Bei einer normalen Geburt wird das 2500g - 4000g schwere Kind zwischen der 38. und 42. Woche aus der so genannten vorderen Hinterhauptslage (dorsoanteriore Hinterhauptslage) geboren.
Die "normale" Geburt umfasst einen Zeitraum von 3 bis zu 12 Stunden bei Erstgebärenden (erstes Kind) und liegt bei Mehrgebärenden (mindestens zweite Geburt) zwischen 3 und 8 Stunden. Es gibt verschiedene Vorzeichen einer beginnenden Geburt. Die regelhafte Geburt hängt vom mütterlichen Geburtskanal, den Wehen sowie von dem kindlichen Kopf ab und lässt sich in drei Phasen unterteilen.
Als Frühgeburt wird eine Geburt vor der vollendeten 37. Schwangerschaftswoche bezeichnet.

Im Folgenden bekommen Sie eine Übersicht aller Themen rund um die Geburt. Eingeteilt in:

  1. Der Geburtsvorgang
  2. Komplikationen unter der Geburt
  3. Nach der Geburt

Der Geburtsvorgang

Die Geburt beginnt mit sogenannten Geburtsvorzeichen. Hierzu gehören das Abgehen von Fruchtwasser und das Senken der Gebärmutter in der 32. Woche. Durch eine vaginale Untersuchung kann man außerdem noch die Geburtsbereitschaft sowie die Geburtsreife feststellen. Hierbei wird der Muttermund und der Geburtskanal beurteilt, der Zustand der Fruchtblase sowie der vorangehende Teil des Kindes untersucht. Außerdem überprüft man zudem die Wehentätigkeit.

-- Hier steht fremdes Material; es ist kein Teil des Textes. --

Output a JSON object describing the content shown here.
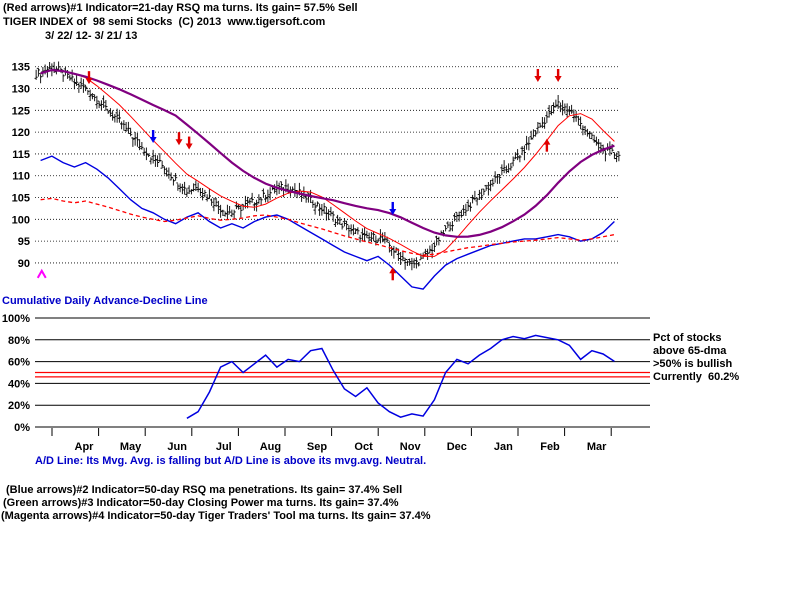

Beim Eintreffen in den Kreissaal bekommt die Schwangere eine Aufnahmeuntersuchung. Diese hat zum Ziel den mütterlichen und kindlichen Zustand zu erheben. Dabei wird durch die äußere Untersuchung die Lage des Kindes, das vorangehende Kindsteil sowie dessen Rückenlage durch Abtasten oder Ultraschall beurteilt. Mit Hilfe der vaginalen Untersuchung werden der Muttermund und der Gebärmutterhals betrachtet, dadurch ist ein Rückschluss auf den Beginn der Geburt oder auf eine Wehenstörung möglich. Des Weiteren werden die kindlichen Herztöne und Wehen kontrolliert sowie das Herz und die Lunge der Schwangern abgehört.